Thinking, Feeling and the Cognitive Revolution

I've got an article in the Boston Globe Ideas section today on the cognitive revolution, and recent research demonstrating the relationship between cognition and emotion.

Ever since Plato, scholars have drawn a clear distinction between thinking and feeling. Cognitive psychology tended to reinforce this divide: emotions were seen as interfering with cognition; they were the antagonists of reason. Now, building on more than a decade of mounting work, researchers have discovered that it is impossible to understand how we think without understanding how we feel.

"Because we subscribed to this false ideal of rational, logical thought, we diminished the importance of everything else," said Marvin Minsky, a professor at MIT and pioneer of artificial intelligence. "Seeing our emotions as distinct from thinking was really quite disastrous."

This new scientific appreciation of emotion is profoundly altering the field. The top journals are now filled with research on the connections between emotion and cognition. New academic stars have emerged, such as Antonio Damasio of USC, Joseph LeDoux of NYU, and Joshua Greene, a rising scholar at Harvard. At the same time, the influx of neuroscientists into the field, armed with powerful brain-scanning technology, has underscored the thinking-feeling connection.

"When you look at the actual anatomy of the brain you quickly see that everything is connected," said Elizabeth Phelps, a cognitive neuroscientist at NYU. "The brain is a category buster."

The field has largely welcomed the new emotion studies, according to scientists. They have yielded discoveries that are widely acknowledged as important.
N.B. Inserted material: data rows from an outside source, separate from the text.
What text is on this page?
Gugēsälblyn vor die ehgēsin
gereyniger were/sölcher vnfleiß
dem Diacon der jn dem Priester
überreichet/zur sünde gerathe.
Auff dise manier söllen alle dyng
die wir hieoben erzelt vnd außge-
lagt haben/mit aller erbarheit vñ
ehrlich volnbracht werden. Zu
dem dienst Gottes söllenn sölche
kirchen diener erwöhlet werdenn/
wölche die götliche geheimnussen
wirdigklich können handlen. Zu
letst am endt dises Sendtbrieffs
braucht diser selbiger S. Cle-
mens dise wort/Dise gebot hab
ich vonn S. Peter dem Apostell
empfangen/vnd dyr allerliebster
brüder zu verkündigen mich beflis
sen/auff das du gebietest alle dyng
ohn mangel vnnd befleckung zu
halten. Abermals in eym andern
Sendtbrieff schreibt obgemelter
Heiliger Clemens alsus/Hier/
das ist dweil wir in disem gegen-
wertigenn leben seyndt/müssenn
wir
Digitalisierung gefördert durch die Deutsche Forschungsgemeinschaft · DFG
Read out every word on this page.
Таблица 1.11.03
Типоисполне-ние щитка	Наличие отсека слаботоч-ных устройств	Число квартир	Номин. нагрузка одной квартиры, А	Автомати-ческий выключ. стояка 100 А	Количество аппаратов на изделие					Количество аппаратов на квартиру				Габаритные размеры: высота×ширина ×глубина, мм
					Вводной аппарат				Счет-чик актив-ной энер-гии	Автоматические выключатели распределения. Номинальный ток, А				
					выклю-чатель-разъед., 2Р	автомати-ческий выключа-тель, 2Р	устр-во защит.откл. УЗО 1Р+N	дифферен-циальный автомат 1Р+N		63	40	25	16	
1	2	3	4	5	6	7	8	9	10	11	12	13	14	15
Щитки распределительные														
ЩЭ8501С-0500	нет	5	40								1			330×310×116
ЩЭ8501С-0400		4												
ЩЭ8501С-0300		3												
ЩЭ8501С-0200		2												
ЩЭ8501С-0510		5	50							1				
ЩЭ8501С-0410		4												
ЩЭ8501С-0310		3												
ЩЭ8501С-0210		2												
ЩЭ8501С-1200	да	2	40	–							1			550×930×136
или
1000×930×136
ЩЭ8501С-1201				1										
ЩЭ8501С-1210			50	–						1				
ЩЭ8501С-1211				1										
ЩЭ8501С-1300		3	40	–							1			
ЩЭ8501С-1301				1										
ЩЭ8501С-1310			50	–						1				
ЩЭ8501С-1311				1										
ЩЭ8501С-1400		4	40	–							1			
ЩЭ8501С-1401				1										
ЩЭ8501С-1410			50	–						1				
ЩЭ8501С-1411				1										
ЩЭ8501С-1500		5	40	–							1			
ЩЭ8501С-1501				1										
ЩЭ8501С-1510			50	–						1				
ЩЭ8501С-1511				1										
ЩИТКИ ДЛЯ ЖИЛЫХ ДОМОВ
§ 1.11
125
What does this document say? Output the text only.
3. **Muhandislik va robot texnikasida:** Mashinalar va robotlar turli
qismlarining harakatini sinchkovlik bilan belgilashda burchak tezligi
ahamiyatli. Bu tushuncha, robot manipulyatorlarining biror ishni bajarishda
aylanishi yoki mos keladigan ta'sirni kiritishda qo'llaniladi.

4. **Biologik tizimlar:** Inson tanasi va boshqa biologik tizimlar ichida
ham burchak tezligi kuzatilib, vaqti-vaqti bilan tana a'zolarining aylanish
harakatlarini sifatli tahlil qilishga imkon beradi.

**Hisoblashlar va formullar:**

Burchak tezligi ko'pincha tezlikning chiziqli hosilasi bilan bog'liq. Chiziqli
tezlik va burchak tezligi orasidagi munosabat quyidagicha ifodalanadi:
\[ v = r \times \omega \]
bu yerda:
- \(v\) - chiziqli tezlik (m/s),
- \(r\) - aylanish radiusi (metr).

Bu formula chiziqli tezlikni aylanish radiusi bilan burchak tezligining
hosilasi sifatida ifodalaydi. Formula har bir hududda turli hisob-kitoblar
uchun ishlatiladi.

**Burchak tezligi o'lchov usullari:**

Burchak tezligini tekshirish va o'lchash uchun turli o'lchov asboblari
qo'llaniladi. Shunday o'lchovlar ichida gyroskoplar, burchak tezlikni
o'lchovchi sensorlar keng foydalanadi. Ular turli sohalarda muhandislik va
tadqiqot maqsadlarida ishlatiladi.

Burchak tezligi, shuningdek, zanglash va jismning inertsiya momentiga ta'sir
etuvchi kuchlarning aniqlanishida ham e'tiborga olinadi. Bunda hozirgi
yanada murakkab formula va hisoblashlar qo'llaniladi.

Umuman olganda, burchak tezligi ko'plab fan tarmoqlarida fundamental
And they have even generated enthusiasm among the leaders of the cognitive revolution, as emotion studies have helped ground cognitive psychology -- which has had a penchant for the abstract -- in the real world, uncovering important science behind everything from how people decide what to buy in a supermarket to how they make weighty moral decisions.

The impetus for the article was this historic gathering of eminent cognitive psychologists:

The Cognitive Revolution at Fifty, Plus or Minus One:
A Conversation with Jerome Bruner, Susan Carey, Noam Chomsky, and George Miller

Harvard University
Monday, April 30, 2007, 4pm-6pm
Science Center, Hall B, One Oxford St., Cambridge, MA

If you have any interest in the mind and happen to live in the Boston area, the free event is a must-attend.

More like this

In the article you say "In three groundbreaking papers, including one on grammar by a 27-year-old linguist named Noam Chomsky, the scholars ignited what is now known as the cognitive revolution, which was built on the radical notion that it is possible to study, with scientific precision, the actual processes of thought. The movement eventually freed psychology from the grip of behaviorism, a scientific movement popular in America that studied behavior as a proxy for understanding the mind."

Why did psychology need to be "freed" from "the grip of behaviorism"? Do you think Chomsky's attacks Skinner had merit?

You go on to say "Cognitive psychology has fueled a generation of productive research, yielding deep insights into many aspects of thought, including memory, language, and perception."

Can you give examples of real world (or even theoretical) benefits from these "deep insights". I would suggest there are none (except to those who receive money to "study" such things.)

A relevant quote:

"I accuse cognitive scientists of relaxing standards of definition and logical thinking and releasing a flood of speculation characteristic of metaphysics, literature, and daily intercourse, speculation perhaps suitable enough in such arenas but inimical to science." B.F. Skinner, "Cognitive Science and Behaviorism".

So, Mr. G, what is your point? Just say it in PLAIN English; spit it out. What is your point? Some of us aren't experts in all of the controversies in these obscure fields, so you are assuming that we "get it" but I, at least, don't get it, not unless you just say, plainly, what you mean.

Thanks Jonah, I've appreciated your work for some time now. Would you know if the lecture was videotaped and will it be uploaded for streaming in the future? Thanks a lot.

I recently came across your blog and have been reading along. I thought I would leave my first comment. I don't know what to say except that I have enjoyed reading. Nice blog. I will keep visiting this blog very often.